CAMPOBASSO – La sanità molisana compie un passo decisivo verso la specializzazione e la sicurezza delle cure oncologiche. Con un decreto a firma dei commissari Marco Bonamico e Ulisse Di Giacomo, la Chirurgia senologica e Breast Unit dell’Ospedale Cardarelli di Campobasso è stata ufficialmente individuata come struttura unica regionale e centro di riferimento esclusivo per la diagnosi e il trattamento chirurgico dei tumori della mammella.
La riorganizzazione punta a centralizzare i casi in un unico polo d'eccellenza, garantendo alle pazienti percorsi clinici uniformi e standard assistenziali di alto livello su tutto il territorio regionale.
La scelta di puntare sul Cardarelli nasce da una criticità rilevata dai monitoraggi ministeriali: in Molise gli interventi per cancro al seno sono attualmente troppo frammentati tra diverse strutture.

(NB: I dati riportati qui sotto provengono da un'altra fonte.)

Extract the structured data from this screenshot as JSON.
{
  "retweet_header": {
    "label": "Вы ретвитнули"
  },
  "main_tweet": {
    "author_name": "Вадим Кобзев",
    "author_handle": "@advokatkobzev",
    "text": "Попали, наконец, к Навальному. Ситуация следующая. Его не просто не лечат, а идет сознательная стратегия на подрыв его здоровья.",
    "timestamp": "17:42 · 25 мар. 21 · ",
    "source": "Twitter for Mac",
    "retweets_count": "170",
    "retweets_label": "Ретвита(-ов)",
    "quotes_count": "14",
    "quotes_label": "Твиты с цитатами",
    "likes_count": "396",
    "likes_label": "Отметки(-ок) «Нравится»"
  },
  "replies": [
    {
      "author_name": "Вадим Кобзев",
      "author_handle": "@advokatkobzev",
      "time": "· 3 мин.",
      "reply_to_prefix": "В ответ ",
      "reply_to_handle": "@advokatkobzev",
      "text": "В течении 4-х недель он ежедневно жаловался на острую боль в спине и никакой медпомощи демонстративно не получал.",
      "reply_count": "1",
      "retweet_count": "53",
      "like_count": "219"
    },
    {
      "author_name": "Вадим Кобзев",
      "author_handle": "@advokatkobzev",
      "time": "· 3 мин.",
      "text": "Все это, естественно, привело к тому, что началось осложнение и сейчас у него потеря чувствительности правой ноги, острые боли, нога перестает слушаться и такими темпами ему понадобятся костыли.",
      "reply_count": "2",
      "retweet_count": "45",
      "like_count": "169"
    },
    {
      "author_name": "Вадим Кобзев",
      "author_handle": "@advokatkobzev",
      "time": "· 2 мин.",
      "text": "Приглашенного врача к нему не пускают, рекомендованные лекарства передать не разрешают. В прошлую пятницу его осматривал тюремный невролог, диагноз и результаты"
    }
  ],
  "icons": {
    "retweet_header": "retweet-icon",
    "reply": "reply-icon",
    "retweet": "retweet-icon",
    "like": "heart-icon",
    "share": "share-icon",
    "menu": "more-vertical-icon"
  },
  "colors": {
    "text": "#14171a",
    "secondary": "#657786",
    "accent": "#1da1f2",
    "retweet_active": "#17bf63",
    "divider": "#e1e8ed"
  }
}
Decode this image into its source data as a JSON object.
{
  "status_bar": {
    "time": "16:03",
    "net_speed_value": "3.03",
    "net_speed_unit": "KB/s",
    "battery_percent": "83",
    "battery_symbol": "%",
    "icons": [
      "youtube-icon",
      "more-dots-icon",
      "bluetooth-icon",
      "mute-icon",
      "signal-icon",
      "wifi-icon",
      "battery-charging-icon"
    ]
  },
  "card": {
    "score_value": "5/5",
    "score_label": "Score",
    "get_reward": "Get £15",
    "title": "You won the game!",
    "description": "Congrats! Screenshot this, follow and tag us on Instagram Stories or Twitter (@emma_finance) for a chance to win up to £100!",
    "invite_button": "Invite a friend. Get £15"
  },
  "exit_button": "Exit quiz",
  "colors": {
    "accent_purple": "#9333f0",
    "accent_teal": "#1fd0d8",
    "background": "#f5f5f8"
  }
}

Il problema: Nessuna unità organizzativa in regione raggiungeva finora la soglia minima di 150 interventi annui fissata dal Decreto Balduzzi (DM 70/2015).
La soluzione: La concentrazione della casistica in un unico centro è fondamentale per garantire l'esperienza dell'equipe medica e migliorare gli esiti clinici, come ampiamente dimostrato dalla letteratura scientifica.
Il decreto sulla Breast Unit è solo il primo tassello di una strategia più ampia. Il provvedimento specifica infatti che:
Nuovi centri: Verranno individuate a breve le strutture uniche regionali anche per il trattamento chirurgico di altre patologie oncologiche.
Qualità assistenziale: L'attività sarà organizzata secondo modelli funzionali aziendali già rodati e in piena conformità ai percorsi dell'Asrem.
Appropriatezza: Centralizzare significa ridurre i rischi e ottimizzare le risorse, garantendo che ogni paziente riceva il miglior trattamento possibile nel minor tempo. La centralizzazione al Cardarelli non è solo una scelta logistica, ma un atto di tutela per la salute delle donne molisane. Aumentando i volumi di attività , il centro potrà investire in tecnologie e competenze sempre più avanzate, riducendo la necessità per le pazienti di rivolgersi a strutture fuori regione per trovare centri ad alta specializzazione.